According to the court documents, Maxwell admitted having a gun on him. He also admitted to un-holstering the gun but then later denied that, and he also denied ever pointing a gun at the driver. Though Maxwell told police he had canceled the food order, the restaurant from which he ordered reportedly had no record of him doing so.
Maxwell was held in custody at Maricopa County jail but released on $10,000 bail. His next court appearance is Nov. 6.
This turn of events unleashed a harsh Twitter response against Maxwell, which could have been predicted.
Maxwell took the bold step in September of becoming the first Major League player to kneel during the national anthem, joining many NFL players who have done the same thing in protest of what they view as ongoing racial inequality in the United States.
Many applauded Maxwell's gesture on social media, but many also condemned it.
Regardless of one's beliefs, the conviction and clarity with which Maxwell explained and defended himself was impressive. It was the rationale of someone who had put deep thought into the decision to kneel.

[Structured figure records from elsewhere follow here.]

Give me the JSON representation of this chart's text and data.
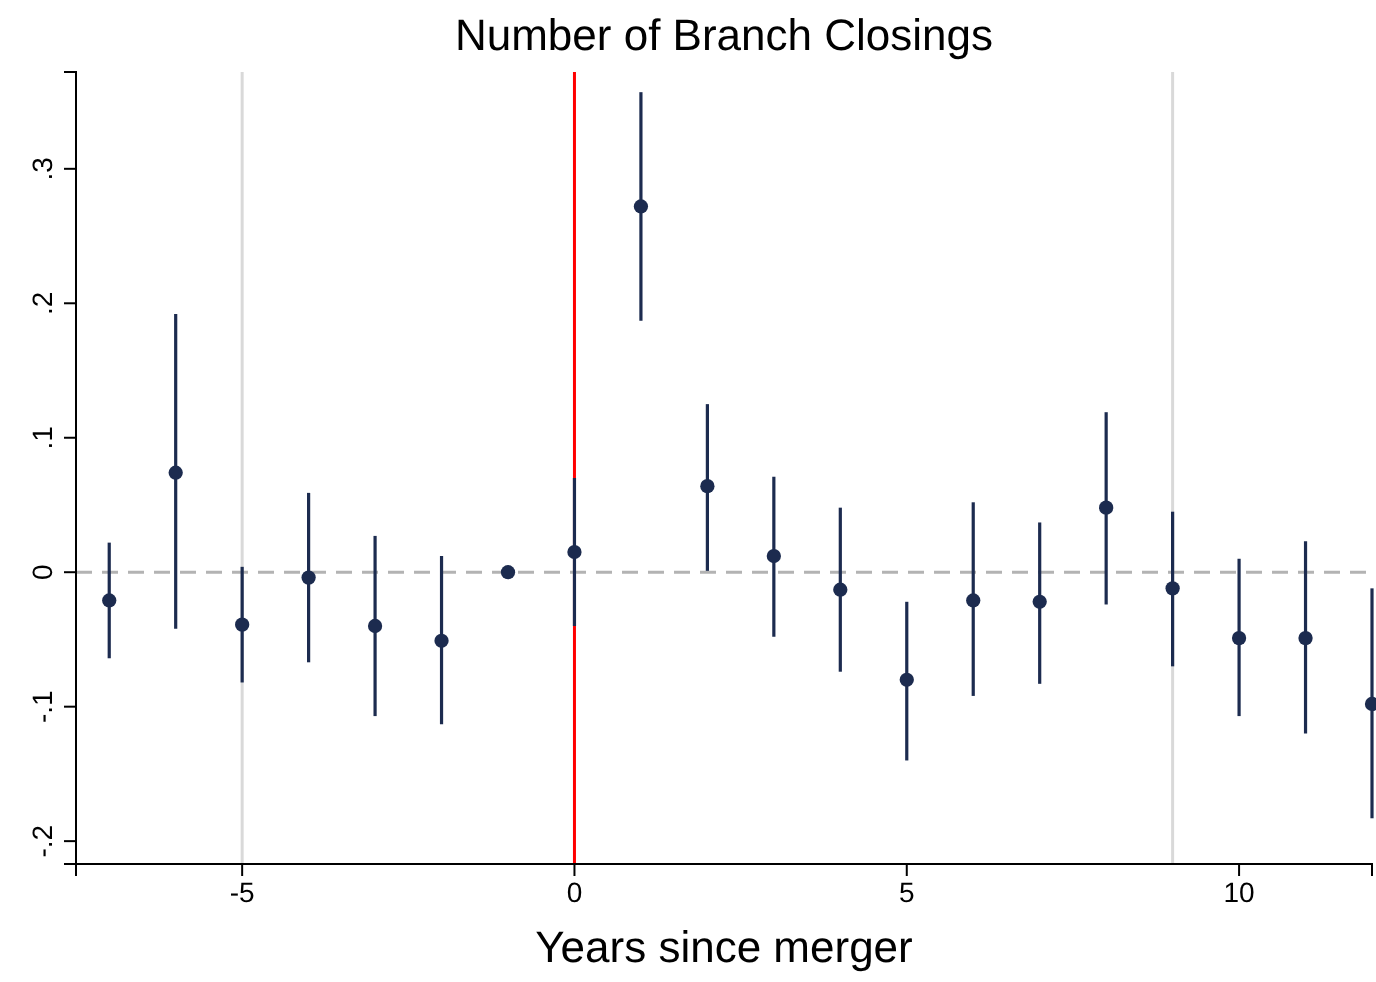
{
  "chart_data": {
    "type": "scatter",
    "title": "Number of Branch Closings",
    "xlabel": "Years since merger",
    "x": [
      -7,
      -6,
      -5,
      -4,
      -3,
      -2,
      -1,
      0,
      1,
      2,
      3,
      4,
      5,
      6,
      7,
      8,
      9,
      10,
      11,
      12
    ],
    "series": [
      {
        "color": "#1c2b4f",
        "values": [
          -0.021,
          0.074,
          -0.039,
          -0.004,
          -0.04,
          -0.051,
          0,
          0.015,
          0.272,
          0.064,
          0.012,
          -0.013,
          -0.08,
          -0.021,
          -0.022,
          0.048,
          -0.012,
          -0.049,
          -0.049,
          -0.098
        ],
        "errors": [
          [
            -0.064,
            0.022
          ],
          [
            -0.042,
            0.192
          ],
          [
            -0.082,
            0.004
          ],
          [
            -0.067,
            0.059
          ],
          [
            -0.107,
            0.027
          ],
          [
            -0.113,
            0.012
          ],
          null,
          [
            -0.04,
            0.07
          ],
          [
            0.187,
            0.357
          ],
          [
            0.001,
            0.125
          ],
          [
            -0.048,
            0.071
          ],
          [
            -0.074,
            0.048
          ],
          [
            -0.14,
            -0.022
          ],
          [
            -0.092,
            0.052
          ],
          [
            -0.083,
            0.037
          ],
          [
            -0.024,
            0.119
          ],
          [
            -0.07,
            0.045
          ],
          [
            -0.107,
            0.01
          ],
          [
            -0.12,
            0.023
          ],
          [
            -0.183,
            -0.012
          ]
        ]
      }
    ],
    "xlim": [
      -7.5,
      12
    ],
    "xticks": [
      -5,
      0,
      5,
      10
    ],
    "ylim": [
      -0.217,
      0.372
    ],
    "yticks": [
      {
        "value": -0.2,
        "label": "-.2"
      },
      {
        "value": -0.1,
        "label": "-.1"
      },
      {
        "value": 0,
        "label": "0"
      },
      {
        "value": 0.1,
        "label": ".1"
      },
      {
        "value": 0.2,
        "label": ".2"
      },
      {
        "value": 0.3,
        "label": ".3"
      }
    ],
    "ref_lines": [
      {
        "axis": "x",
        "value": -5,
        "color": "#d9d9d9",
        "line_style": "solid"
      },
      {
        "axis": "x",
        "value": 9,
        "color": "#d9d9d9",
        "line_style": "solid"
      },
      {
        "axis": "x",
        "value": 0,
        "color": "#ff0000",
        "line_style": "solid"
      },
      {
        "axis": "y",
        "value": 0,
        "color": "#b3b3b3",
        "line_style": "dashed"
      }
    ],
    "marker": "circle",
    "grid": false
  }
}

But when a professional athlete takes such a highly visible (and polarizing) stance, in the court of public opinion, it leaves them little margin for error regarding their own missteps. And Maxwell's misstep Saturday was a doozy. It threatens to undo so much of the good he's sought to accomplish on various fronts.

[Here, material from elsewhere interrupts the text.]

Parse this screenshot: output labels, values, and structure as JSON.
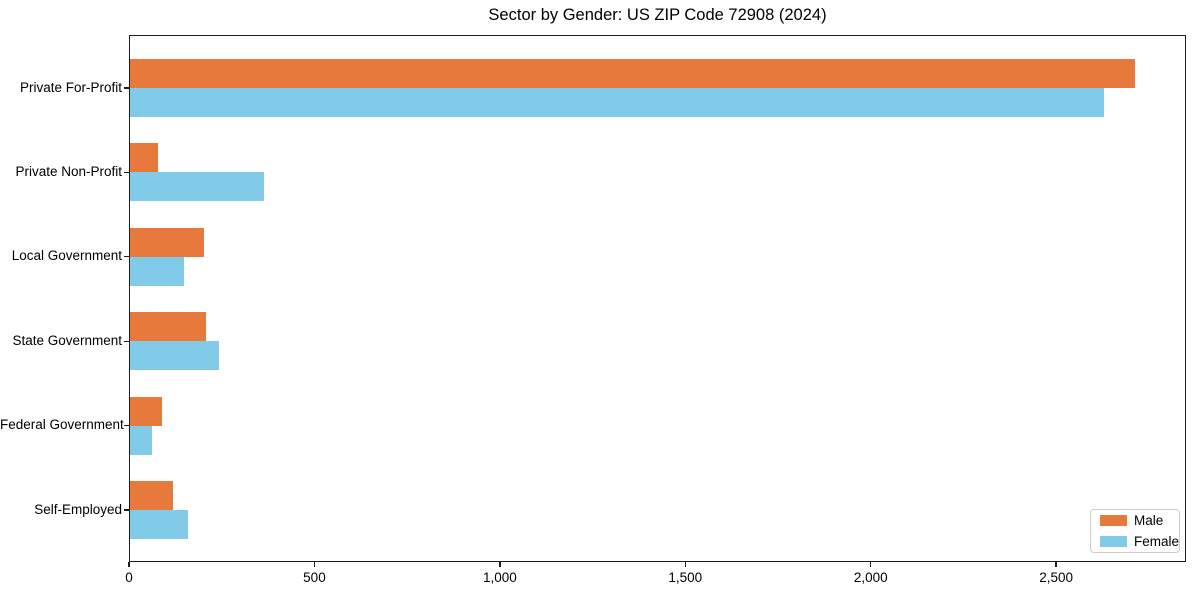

To many, it won't matter that he spends much of his free time during spring training working as a volunteer coach with Mountain Pointe High School's baseball program in Phoenix. It won't matter that he spent time in Santa Rosa earlier this month visiting people affected by the devastating North Bay fires.
He now faces felony criminal charges should his case move forward, and there's no sugarcoating that. It also doesn't help that Maxwell recently was involved in a bizarre story coming out of Alabama.
He told TMZ Sports that he and two friends, one of them a local councilman, were denied service at a Huntsville restaurant by a server who was pro-Trump and disapproved of Maxwell's decision to kneel. The restaurant manager and the server later issued strong denials and a different version of how events played out.
Who knows which side is telling the truth from that episode? But that's exactly the point. It has to be tough, even for Maxwell's supporters, to decide what to believe regarding his situation right now. And that deals quite a blow to Maxwell's earnest efforts to make a difference in the political and social climate of our country.